Airbus has hiked this year’s full-year delivery forecast by 10% compared with its performance last year, and by 6% on its original 2025 target.

The airframer is looking to deliver 870 commercial aircraft over the course of 2026, having managed 793 last year – short of its planned output of 820.

While Airbus has been dealing with supply-chain pressures, it attributed last year’s shortfall largely to a quality issue on A320neo-family fuselage panels which emerged towards the end of the year.

Speaking during a full-year briefing on 19 February, chief executive Guillaume Faury said the panel issue was a ”significant event” that “put pressure on our abilltiy to deliver in an already [backloaded] year”.

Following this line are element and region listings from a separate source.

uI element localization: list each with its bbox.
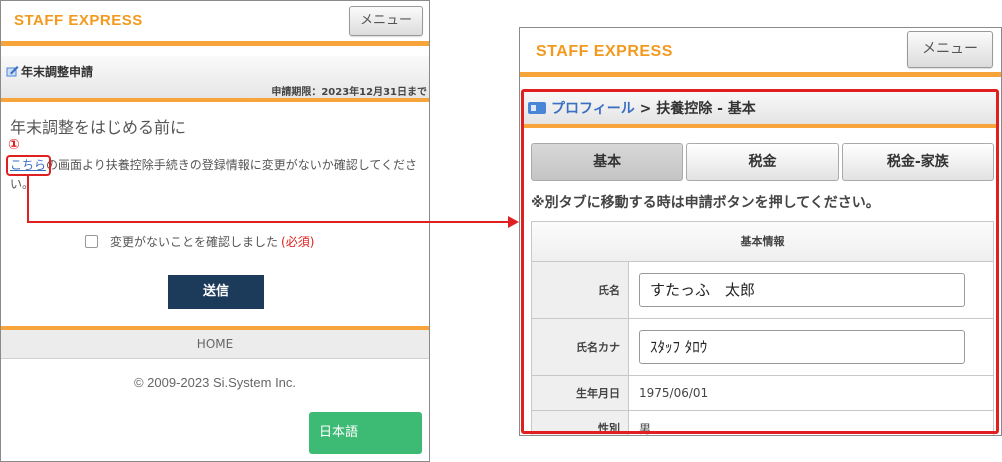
send-button[interactable]: 送信	[168, 275, 264, 309]
step-marker: ①	[8, 137, 20, 153]
brand-logo: STAFF EXPRESS	[536, 43, 673, 60]
header-divider	[520, 72, 1001, 77]
language-button[interactable]: 日本語	[309, 412, 422, 454]
link-highlight	[6, 155, 51, 176]
confirm-checkbox[interactable]	[85, 235, 98, 248]
section-title: 年末調整申請	[21, 65, 94, 79]
deadline-text: 申請期限：2023年12月31日まで	[271, 87, 427, 98]
highlight-frame	[521, 89, 999, 434]
section-divider	[1, 98, 429, 102]
instruction-rest: の画面より扶養控除手続きの登録情報に変更がないか確認してください。	[10, 158, 418, 191]
instruction-text: こちらの画面より扶養控除手続きの登録情報に変更がないか確認してください。	[10, 156, 425, 194]
menu-button[interactable]: メニュー	[907, 31, 993, 68]
header-divider	[1, 41, 429, 46]
brand-logo: STAFF EXPRESS	[14, 12, 143, 29]
confirm-label: 変更がないことを確認しました	[110, 235, 279, 249]
menu-button[interactable]: メニュー	[349, 6, 423, 36]
confirm-row: 変更がないことを確認しました (必須)	[85, 233, 314, 250]
home-link[interactable]: HOME	[1, 330, 429, 359]
page-heading: 年末調整をはじめる前に	[10, 118, 187, 137]
required-label: (必須)	[281, 235, 315, 249]
section-header: 年末調整申請 申請期限：2023年12月31日まで	[1, 56, 429, 98]
left-mobile-screen: STAFF EXPRESS メニュー 年末調整申請 申請期限：2023年12月3…	[0, 0, 430, 462]
right-mobile-screen: STAFF EXPRESS メニュー プロフィール > 扶養控除 - 基本 基本…	[519, 27, 1002, 436]
pencil-icon	[6, 66, 19, 77]
copyright-text: © 2009-2023 Si.System Inc.	[133, 375, 297, 390]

He says Airbus expects the residual operational impact of the panel issue to be “contained and spread mainly over the first half of [this] year”.

A350-c-Airbus

Source: Airbus

Deliveries in 2025 included 57 A350s

Faury points out that, despite the delivery impact, the airframer turned in a strong financial performance after it “successfully navigated a complex and dynamic operating environment”.

Higher deliveries, along with growth in services, lifted commercial aircraft revenues by 4% to €52.6 billion ($62 billion).

Airbus handed over 57 A350s and 36 A330s last year, along with 607 A320neo-family jets and 92 A220s.

The airframer’s adjusted earnings for the commercial aircraft sector rose by 7.4% to €5.47 billion – an improvement driven not only by the delivery numbers but also favourable hedge rates and lower research and development expenditure. Tariffs “partly offset” the earnings figure, it adds.

Airbus’s backlog last year reached 8,754 aircraft, a record level, as it took net orders for 889 jets.